Psychologen von Ärzte ohne Grenzen in Maule unterstützen das Gesundheitsministerium durch Zusammenarbeit bei der Schulung von 128 Freiwilligen - Psychologen, Sozialarbeiter und Medizinstudenten – die entlang der Küste eingesetzt werden, um den Betroffenen zu helfen ein Gefühl der Normalität wiederzuerlangen. Sie haben auch Workshops zur Trauerbewältigung und zur Arbeit mit Kindern als Training für 45 Koordinatoren der Freiwilligen-Teams mitgeholfen.

Verteilung der Hilfsgüter

In den Einsatzgebieten von Talca and Concepción arbeiten Mitarbeiter und Mitarbeiterinnen von Ärzte ohne Grenzen jeden Tag gemeinsam mit den städtischen und den staatlichen Behörden daran, die dringendsten Bedürfnisse herauszufinden. Dann teilen sich die Logistiker, Mediziner und Psychologen von Ärzte ohne Grenzen in Teams auf, laden die Hilfsgüter auf Lastwagen und fahren in die entlegenen Gebiete, wo Hilfe gebraucht wird. In Gebieten, die der Küste näher sind, verteilen die Mitarbeiter der Organisation medizinische Materialien an die Bevölkerung und leisten gleichzeitig psychologische Unterstützung. 

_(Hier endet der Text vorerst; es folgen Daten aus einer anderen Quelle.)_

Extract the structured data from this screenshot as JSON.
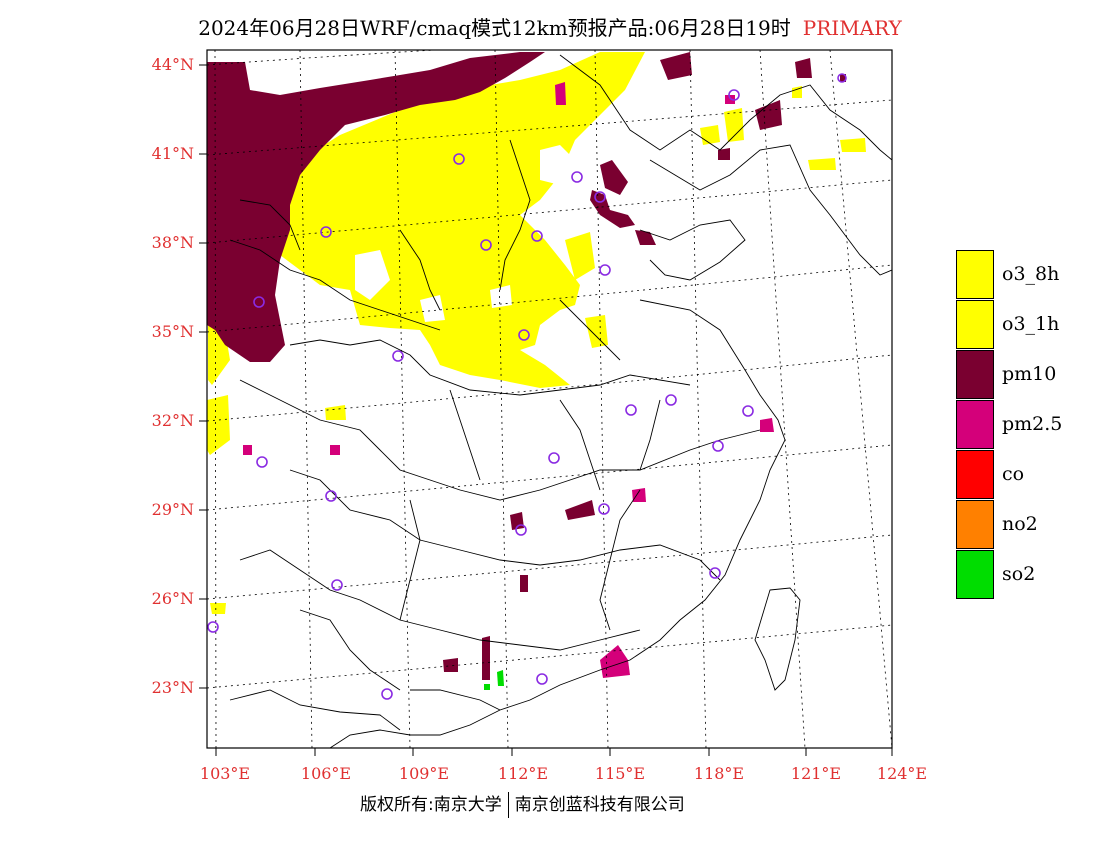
{
  "title": {
    "main": "2024年06月28日WRF/cmaq模式12km预报产品:06月28日19时",
    "tag": "PRIMARY"
  },
  "axes": {
    "lat_labels": [
      "44°N",
      "41°N",
      "38°N",
      "35°N",
      "32°N",
      "29°N",
      "26°N",
      "23°N"
    ],
    "lon_labels": [
      "103°E",
      "106°E",
      "109°E",
      "112°E",
      "115°E",
      "118°E",
      "121°E",
      "124°E"
    ]
  },
  "legend": {
    "items": [
      {
        "label": "o3_8h",
        "color": "#ffff00"
      },
      {
        "label": "o3_1h",
        "color": "#ffff00"
      },
      {
        "label": "pm10",
        "color": "#7a0030"
      },
      {
        "label": "pm2.5",
        "color": "#d4007a"
      },
      {
        "label": "co",
        "color": "#ff0000"
      },
      {
        "label": "no2",
        "color": "#ff8000"
      },
      {
        "label": "so2",
        "color": "#00dd00"
      }
    ]
  },
  "footer": {
    "left": "版权所有:南京大学",
    "right": "南京创蓝科技有限公司"
  },
  "colors": {
    "accent_red": "#e03030",
    "station_circle": "#8a2be2"
  }
}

Ärzte ohne Grenzen hat medizinische Materialien an mehr als zehn Krankenhäuser und  Gesundheitsposten ausgegeben. In der vergangenen Woche hat Ärzte ohne Grenzen 2.000 Packungen mit Hygieneartikel in Dörfern mit großem Bedarf verteilt, 3.000 weitere Packungen sind für eine Verteilung in der kommenden Woche vorgesehen. Sie beinhalten Gegenstände wie Kübel, Handtücher, Zahnpasta, Nadeln und Zwirn. Über 26.500 Menschen werden diese Verteilungen zugute kommen.